I had a pretty blatant dreams about infertility the other night.
The first dream:
I dreamed that my girlfriends and I were planning a trip. I drove to the airport and go a ticket on my car. All my friends went ahead of me. The friends that were with me in the dream all have children in real life. We approached a staircase about 4 flights of stairs we have to climb to make it to the airport. I could barely walk up the first stair and kept falling down. The first friend, who in real life has four children, made it up the stairs with no problem and got there before everyone else. The second friend, has 2 children in real life, made up the stairs without a problem. I continue to fall down the first flight of stairs. The third friend is waiting for me trying to help me up the stairs yet I keep falling down. The two friends that made it to the top already are getting aggravated that I am not to the top yet. The third friend that is helping me tells me not to pay attention to what any of them have to say and just keep trying. I told her that I felt dizzy and needed to stop and to go ahead of me. She told me she was not going to leave me behind. I finally make it to the top with friend #3. She told me it could be difficult without any help and she fell down these stairs before. We made the flight. The third friend in the dream struggled with IF in real life. The two friends that made it to the top. No only did they have children easily but on the first shot or not even trying.

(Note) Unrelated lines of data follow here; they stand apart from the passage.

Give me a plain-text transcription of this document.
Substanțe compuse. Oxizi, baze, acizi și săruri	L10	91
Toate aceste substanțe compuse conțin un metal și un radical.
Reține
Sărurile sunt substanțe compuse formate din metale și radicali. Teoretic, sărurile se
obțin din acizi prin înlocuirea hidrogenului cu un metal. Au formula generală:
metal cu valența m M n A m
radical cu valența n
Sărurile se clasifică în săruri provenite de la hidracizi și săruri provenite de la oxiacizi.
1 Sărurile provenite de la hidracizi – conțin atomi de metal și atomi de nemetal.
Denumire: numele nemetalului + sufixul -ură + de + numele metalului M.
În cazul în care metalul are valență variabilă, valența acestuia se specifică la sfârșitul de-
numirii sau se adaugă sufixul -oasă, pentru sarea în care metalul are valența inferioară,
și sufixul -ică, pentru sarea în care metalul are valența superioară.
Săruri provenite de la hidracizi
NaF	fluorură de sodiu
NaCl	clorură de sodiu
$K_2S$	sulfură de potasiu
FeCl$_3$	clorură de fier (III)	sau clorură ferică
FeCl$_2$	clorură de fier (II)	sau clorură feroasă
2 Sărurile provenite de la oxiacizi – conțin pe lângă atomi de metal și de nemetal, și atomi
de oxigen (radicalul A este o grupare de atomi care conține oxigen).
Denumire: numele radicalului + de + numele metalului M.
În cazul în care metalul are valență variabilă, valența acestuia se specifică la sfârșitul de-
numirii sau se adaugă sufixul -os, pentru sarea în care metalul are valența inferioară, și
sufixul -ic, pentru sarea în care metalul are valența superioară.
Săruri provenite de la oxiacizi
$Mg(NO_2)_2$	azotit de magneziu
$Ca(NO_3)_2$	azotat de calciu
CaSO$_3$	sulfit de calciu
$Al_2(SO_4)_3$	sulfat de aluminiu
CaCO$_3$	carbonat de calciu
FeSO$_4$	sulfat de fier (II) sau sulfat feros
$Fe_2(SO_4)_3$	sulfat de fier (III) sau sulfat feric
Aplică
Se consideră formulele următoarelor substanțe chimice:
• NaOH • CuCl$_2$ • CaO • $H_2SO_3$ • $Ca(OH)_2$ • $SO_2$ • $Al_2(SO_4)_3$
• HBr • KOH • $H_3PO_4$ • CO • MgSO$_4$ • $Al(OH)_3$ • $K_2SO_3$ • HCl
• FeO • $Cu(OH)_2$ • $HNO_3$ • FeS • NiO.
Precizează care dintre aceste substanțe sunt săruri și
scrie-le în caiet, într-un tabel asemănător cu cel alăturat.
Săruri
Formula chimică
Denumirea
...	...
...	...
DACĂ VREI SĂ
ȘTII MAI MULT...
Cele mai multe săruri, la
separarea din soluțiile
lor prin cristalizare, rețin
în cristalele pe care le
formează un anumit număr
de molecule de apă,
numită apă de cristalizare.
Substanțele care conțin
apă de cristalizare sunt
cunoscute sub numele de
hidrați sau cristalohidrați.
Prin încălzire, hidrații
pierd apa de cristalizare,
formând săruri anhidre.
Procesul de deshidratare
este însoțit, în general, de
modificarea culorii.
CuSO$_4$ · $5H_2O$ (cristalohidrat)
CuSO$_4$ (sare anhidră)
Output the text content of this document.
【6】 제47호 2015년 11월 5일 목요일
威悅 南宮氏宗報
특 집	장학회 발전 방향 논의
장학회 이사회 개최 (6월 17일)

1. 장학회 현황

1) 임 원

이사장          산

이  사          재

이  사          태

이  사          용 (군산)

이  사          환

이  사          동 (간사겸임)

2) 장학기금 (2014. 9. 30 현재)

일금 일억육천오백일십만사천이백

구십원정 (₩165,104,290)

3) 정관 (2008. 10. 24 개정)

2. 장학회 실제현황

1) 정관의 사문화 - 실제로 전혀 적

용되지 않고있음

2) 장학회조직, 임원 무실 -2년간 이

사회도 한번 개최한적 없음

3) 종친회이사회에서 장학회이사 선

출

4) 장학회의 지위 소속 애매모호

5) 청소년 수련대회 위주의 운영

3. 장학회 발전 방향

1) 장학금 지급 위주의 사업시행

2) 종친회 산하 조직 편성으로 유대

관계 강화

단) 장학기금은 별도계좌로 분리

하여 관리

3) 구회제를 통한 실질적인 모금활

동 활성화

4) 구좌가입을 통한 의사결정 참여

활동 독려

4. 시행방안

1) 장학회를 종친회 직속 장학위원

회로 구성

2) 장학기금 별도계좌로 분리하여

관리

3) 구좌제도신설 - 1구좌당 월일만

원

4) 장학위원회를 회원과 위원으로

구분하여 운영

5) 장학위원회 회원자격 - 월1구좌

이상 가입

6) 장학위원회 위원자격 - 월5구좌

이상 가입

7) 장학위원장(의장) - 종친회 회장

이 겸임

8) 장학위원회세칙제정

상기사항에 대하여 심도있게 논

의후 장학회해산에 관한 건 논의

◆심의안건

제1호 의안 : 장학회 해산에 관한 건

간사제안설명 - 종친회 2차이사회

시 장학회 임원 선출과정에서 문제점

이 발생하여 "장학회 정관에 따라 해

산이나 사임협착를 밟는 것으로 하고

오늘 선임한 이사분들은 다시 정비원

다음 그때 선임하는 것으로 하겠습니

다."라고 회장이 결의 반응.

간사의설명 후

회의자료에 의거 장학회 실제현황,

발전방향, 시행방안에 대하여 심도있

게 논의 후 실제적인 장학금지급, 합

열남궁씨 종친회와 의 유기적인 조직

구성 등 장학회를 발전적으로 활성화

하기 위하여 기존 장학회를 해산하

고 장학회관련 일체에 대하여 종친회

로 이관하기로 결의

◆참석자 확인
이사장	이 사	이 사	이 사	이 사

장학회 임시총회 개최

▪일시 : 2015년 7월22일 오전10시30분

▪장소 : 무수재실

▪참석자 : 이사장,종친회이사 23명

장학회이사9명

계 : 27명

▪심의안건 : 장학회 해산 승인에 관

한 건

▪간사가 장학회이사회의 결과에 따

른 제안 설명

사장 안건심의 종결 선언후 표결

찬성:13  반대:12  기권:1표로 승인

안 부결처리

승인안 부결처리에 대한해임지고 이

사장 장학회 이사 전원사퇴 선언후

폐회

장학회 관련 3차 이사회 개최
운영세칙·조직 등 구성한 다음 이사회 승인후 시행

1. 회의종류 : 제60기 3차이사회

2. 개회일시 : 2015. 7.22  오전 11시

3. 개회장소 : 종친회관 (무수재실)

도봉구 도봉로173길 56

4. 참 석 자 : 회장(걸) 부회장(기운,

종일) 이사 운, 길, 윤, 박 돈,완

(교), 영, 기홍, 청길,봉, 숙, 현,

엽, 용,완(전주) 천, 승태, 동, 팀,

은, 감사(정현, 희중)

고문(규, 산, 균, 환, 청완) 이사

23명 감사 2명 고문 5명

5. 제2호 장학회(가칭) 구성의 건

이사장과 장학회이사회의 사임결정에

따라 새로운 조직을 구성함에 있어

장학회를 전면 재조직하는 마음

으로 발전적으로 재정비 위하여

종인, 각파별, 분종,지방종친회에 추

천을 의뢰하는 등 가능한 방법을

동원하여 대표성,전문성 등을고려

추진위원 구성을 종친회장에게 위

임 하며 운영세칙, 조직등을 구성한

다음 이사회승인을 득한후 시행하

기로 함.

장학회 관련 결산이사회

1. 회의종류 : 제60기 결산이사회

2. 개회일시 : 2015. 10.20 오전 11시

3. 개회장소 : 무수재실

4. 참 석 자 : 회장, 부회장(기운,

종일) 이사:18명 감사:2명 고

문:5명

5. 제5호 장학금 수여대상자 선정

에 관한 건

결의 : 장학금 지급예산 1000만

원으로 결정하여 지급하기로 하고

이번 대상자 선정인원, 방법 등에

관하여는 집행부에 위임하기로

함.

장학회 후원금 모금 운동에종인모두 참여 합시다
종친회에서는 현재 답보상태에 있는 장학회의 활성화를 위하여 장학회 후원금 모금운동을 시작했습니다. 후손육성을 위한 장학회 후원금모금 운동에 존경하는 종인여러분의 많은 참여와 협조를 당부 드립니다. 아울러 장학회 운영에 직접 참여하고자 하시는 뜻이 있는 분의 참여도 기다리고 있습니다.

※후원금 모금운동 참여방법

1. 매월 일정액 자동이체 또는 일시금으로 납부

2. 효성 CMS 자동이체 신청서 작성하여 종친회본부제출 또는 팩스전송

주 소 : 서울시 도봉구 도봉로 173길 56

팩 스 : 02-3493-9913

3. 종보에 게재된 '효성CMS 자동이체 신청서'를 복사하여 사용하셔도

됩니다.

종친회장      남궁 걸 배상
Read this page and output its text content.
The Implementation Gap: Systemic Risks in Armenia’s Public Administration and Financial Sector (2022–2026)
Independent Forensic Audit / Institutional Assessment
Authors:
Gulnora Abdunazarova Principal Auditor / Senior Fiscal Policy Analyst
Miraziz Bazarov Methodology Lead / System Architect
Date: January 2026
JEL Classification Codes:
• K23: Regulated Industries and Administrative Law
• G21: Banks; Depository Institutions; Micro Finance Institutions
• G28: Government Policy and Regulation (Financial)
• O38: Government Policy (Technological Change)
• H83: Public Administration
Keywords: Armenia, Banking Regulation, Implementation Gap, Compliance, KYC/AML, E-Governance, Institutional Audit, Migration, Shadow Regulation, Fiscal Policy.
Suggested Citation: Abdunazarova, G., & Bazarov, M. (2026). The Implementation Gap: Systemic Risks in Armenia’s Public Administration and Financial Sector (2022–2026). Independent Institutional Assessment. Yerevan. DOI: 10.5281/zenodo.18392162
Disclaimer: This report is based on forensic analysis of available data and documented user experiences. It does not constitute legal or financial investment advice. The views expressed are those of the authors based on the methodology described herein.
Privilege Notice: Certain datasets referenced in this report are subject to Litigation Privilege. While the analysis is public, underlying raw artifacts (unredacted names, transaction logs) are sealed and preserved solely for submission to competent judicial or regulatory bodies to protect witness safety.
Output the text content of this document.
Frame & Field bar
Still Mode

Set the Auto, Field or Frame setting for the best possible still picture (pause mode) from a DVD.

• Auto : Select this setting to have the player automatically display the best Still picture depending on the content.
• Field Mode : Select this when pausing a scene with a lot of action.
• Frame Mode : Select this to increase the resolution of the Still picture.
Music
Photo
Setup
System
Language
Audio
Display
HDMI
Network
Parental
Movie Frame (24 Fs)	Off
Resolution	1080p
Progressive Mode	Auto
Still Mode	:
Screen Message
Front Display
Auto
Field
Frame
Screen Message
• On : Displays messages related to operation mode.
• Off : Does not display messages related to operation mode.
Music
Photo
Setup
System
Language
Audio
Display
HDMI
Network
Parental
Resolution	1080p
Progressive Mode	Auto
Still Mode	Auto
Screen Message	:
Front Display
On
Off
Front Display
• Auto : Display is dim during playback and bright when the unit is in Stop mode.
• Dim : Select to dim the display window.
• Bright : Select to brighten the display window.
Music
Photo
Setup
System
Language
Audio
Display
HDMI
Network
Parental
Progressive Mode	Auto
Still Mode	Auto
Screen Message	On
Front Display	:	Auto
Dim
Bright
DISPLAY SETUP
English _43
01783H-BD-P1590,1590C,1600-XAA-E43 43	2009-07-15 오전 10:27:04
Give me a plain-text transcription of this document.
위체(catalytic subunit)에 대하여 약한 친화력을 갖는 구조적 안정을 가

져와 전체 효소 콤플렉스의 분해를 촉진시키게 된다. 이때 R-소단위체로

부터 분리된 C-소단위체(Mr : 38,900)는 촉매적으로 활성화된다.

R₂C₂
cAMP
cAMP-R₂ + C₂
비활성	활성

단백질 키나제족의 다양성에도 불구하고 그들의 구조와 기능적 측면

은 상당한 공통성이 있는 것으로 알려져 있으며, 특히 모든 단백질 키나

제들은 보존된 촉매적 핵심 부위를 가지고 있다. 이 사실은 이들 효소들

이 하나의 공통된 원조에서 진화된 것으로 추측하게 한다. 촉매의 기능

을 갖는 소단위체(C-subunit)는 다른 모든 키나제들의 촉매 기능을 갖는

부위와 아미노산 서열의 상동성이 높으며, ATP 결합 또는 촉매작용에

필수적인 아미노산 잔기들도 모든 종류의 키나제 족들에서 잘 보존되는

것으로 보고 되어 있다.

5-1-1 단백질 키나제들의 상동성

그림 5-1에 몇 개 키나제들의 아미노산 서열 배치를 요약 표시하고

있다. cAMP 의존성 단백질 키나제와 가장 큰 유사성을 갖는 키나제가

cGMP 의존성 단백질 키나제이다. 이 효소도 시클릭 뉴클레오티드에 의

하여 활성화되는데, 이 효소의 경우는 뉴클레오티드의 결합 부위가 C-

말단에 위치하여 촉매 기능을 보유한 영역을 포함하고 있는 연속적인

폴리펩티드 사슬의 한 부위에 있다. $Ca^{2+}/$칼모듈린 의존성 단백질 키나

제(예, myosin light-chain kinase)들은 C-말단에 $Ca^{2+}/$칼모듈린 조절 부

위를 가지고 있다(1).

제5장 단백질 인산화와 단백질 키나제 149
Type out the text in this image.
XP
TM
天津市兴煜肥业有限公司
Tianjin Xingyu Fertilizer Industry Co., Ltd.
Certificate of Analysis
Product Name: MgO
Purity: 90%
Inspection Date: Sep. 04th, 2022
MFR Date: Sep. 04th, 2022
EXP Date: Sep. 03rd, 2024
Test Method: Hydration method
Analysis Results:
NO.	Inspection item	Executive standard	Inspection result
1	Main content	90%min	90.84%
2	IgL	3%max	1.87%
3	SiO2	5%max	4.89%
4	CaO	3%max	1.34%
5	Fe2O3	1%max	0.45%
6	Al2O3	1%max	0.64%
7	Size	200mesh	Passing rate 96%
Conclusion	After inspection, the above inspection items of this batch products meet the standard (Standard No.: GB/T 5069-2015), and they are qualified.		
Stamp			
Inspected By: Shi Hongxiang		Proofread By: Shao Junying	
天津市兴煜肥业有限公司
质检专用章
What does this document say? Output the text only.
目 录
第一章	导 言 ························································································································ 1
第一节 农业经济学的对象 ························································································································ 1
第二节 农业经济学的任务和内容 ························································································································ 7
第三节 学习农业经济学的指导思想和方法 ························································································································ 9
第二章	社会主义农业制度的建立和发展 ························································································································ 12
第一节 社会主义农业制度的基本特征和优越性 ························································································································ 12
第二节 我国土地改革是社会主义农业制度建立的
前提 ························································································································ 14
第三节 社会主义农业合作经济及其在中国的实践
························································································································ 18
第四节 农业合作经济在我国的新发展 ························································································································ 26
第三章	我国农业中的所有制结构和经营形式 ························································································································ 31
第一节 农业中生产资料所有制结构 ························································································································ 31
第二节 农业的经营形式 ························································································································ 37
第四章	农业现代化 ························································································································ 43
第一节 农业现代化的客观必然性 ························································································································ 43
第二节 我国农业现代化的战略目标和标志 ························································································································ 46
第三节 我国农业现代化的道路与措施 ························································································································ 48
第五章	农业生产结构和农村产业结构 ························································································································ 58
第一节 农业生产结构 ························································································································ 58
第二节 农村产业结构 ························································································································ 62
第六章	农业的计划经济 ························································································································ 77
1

*According to some dream interpretation books suggest taking a trip signifies yearning for change. That things are not going according to plan. The people in the dream can who is causing you stress and who are in the same situation as you are. Some dream interpretation of stairs can mean since I was going up that I am trying to achieve higher status or seeming unattainable status. Falling down not feeling in control but making it to the top signifies that the outcome will be desired.
The second one was much shorter.
I pick up my friend and go to a store. They are having a bunch of children's birthday parties. I roll my eyes at my friend. I see my dad (he has been deceased for 11 years and is a ghost in the dream). I run up to and told him I missed him and I loved him. In real life, I could not remember if I told my dad I loved him before he passed which has ate at me for years. His presence in the dream was so warm. This woman interrupted our conversation and interaction. I was annoyed. She was with one of the children's birthday parties and asked me if I had any children. I answered in a harsh exacerbated tone, "No!" My dad nudged me and asked why I answered no and that I have a son. I looked at him puzzled. He reassured me that I had a son and told me to tell my friend to be careful driving in the snow. I came home and saw a little boy about 2 years old sitting a high chair with my husband. I woke up and cried!